There is one free application that enables Twitter usage, iSpazHD, I tried it and it just worked fine.
Media and Entertainment (regular)
Photo and video capture (none – webcam only)
HP decided to bypass the back camera, which is not a bad choice knowing that most people will not use a tablet to shoot photos and videos – it probably allowed the manufacturer to dramatically cut costs on a under-used feature. Many people will complain about this, but you’ve been warned.
As for the webcam we could not test it since the video call service related to Skype did not work…
Books with Kindle application (good)
The TouchPad comes with the Kindle icon pre-loaded, but you still have to download it for free from the App Catalog. Nothing surprising here, just your regular Kindle application, it is nice to have it at launch, and now that the tablet costs only $100, the device becomes a nice choice when it comes to buy an e-reader
YouTube and HD Video Playback (good)
For watching movie you mostly have the option to buy movies in the HP Movie store – Netflix and Hulu are not included with the Touchpad. You can watch videos on YouTube, the icon on the apps section launches the browser.
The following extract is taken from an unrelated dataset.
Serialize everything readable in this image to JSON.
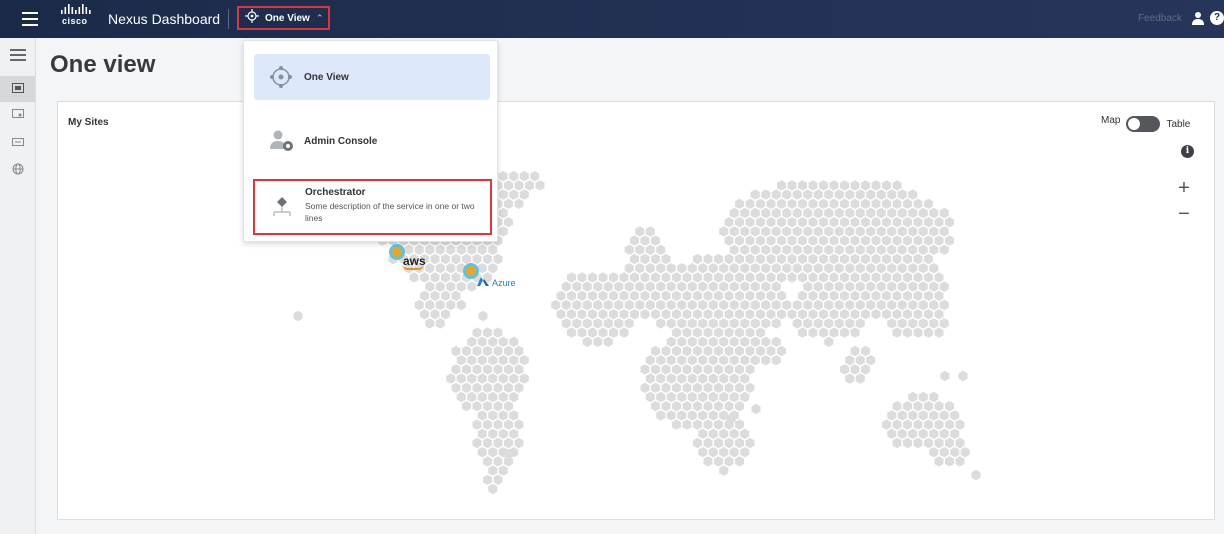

HD video playback is fluid and the display quality offers a great experience.
Battery Life (good – fast charging for a tablet)
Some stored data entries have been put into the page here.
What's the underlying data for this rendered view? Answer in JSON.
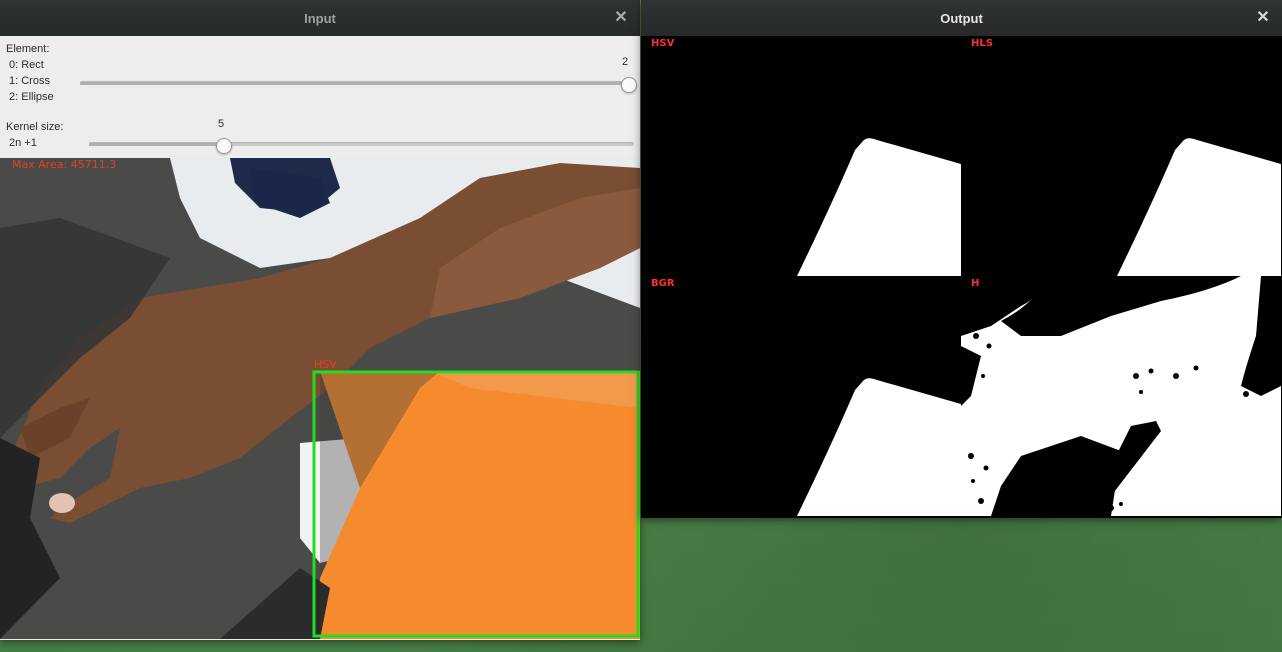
{
  "input_window": {
    "title": "Input",
    "close_icon": "close-icon",
    "element_label": "Element:",
    "element_options": [
      "0: Rect",
      "1: Cross",
      "2: Ellipse"
    ],
    "element_value": "2",
    "element_level": 1.0,
    "kernel_label": "Kernel size:",
    "kernel_formula": "2n +1",
    "kernel_value": "5",
    "kernel_level": 0.245,
    "overlay_text": "Max Area: 45711.3",
    "box_label": "HSV",
    "box_color": "#22dd22"
  },
  "output_window": {
    "title": "Output",
    "close_icon": "close-icon",
    "quadrants": [
      "HSV",
      "HLS",
      "BGR",
      "H"
    ],
    "label_color": "#ff3030"
  }
}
Battery life with minimal usage
The battery life is pretty good, with minimal usage, mostly email, web browsing no video playback, the battery lasted for 3 days.
Battery life with average usage
When used a little bit more intensely with a lot of applications testing, web browsing, emailing, music listening, display on, and 15 minutes of video playback, the battery lasted for a day of work, roughly 15 hours.
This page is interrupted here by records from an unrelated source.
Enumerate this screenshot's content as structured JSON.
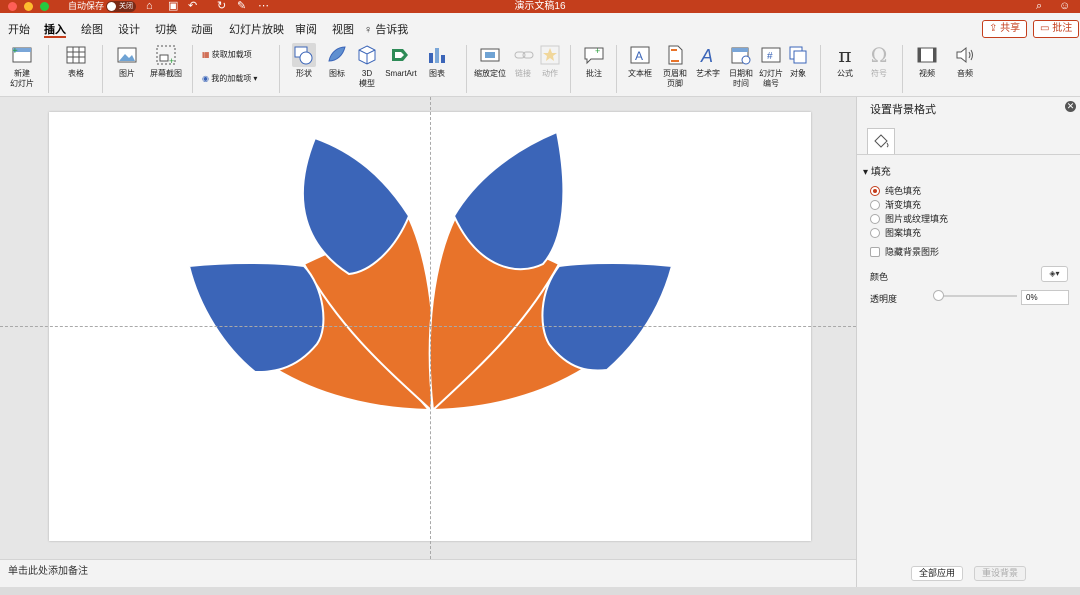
{
  "app": {
    "title": "演示文稿16",
    "autosave_label": "自动保存",
    "autosave_state": "关闭"
  },
  "tabs": [
    "开始",
    "插入",
    "绘图",
    "设计",
    "切换",
    "动画",
    "幻灯片放映",
    "审阅",
    "视图",
    "告诉我"
  ],
  "active_tab": "插入",
  "header_buttons": {
    "share": "共享",
    "comments": "批注"
  },
  "ribbon": {
    "new_slide": "新建\n幻灯片",
    "table": "表格",
    "picture": "图片",
    "screenshot": "屏幕截图",
    "get_addins": "获取加载项",
    "my_addins": "我的加载项",
    "shapes": "形状",
    "icons": "图标",
    "model3d": "3D\n模型",
    "smartart": "SmartArt",
    "chart": "图表",
    "zoom": "缩放定位",
    "link": "链接",
    "action": "动作",
    "comment": "批注",
    "textbox": "文本框",
    "header_footer": "页眉和\n页脚",
    "wordart": "艺术字",
    "datetime": "日期和\n时间",
    "slide_number": "幻灯片\n编号",
    "object": "对象",
    "equation": "公式",
    "symbol": "符号",
    "video": "视频",
    "audio": "音频"
  },
  "notes_placeholder": "单击此处添加备注",
  "panel": {
    "title": "设置背景格式",
    "section": "填充",
    "options": [
      "纯色填充",
      "渐变填充",
      "图片或纹理填充",
      "图案填充"
    ],
    "selected_option": "纯色填充",
    "hide_bg_graphics": "隐藏背景图形",
    "color_label": "颜色",
    "transparency_label": "透明度",
    "transparency_value": "0%",
    "apply_all": "全部应用",
    "reset_bg": "重设背景"
  },
  "colors": {
    "accent": "#c43e1c",
    "petal_blue": "#3b65b8",
    "petal_orange": "#e8732a"
  }
}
Recharging time (fast for a tablet)
When the tablet is not in use, The battery recharge in less than 3 hours (could be 2h30) – after just 2 hours it was charged at 71% – in comparison the iPad 2 takes about 3+ hours and the Samsung galaxy Tab takes 5 hours.
What is good
- The webOS user interface is great, the usage of cards and Synergy makes the navigation efficient and fun
- Synergy allows the aggregation of messaging, calendars,contacts, photos from various services in one view, that’s brilliant
- Facebook custom application is great
- Performance and multitasking are good
- Battery life and charging time are good
What is not so good
- Touch interface is unstable
- Severe lack of applications
- Skype and video calls integration has to be re-worked
- Copy/paste has to be debugged
- measured performance
What could be better
Overall, the aesthetics of the OS user interface could be improved and some basic functions that are not working well have to be fixed – Skype chat, copy/paste, touch interface.
The device could be a little less heavy and bulky although it looks elegant and solid.
The innovative “card interface” invented by Palm that inspired other mobile manufacturers <link to playbook> could be improved by removing the animation between each new card/page launch within applications (example: browser, email, Facebook messaging section).
The HP TouchPad did not stand up to expectations, so much that it died before getting a chance to be improved. We express our deepest condolences to the Palm team who invented the brilliant webOS user interface.
Besides a less sexy design than the competition, the major roadblock for consumers to purchase it (at a $500 price point) is the severe lack of applications, and we all know that now, the value is in the software. The PlayBook is facing a similar challenge, that is why RIM recently decided to unify its mobile offering under one single Operating System.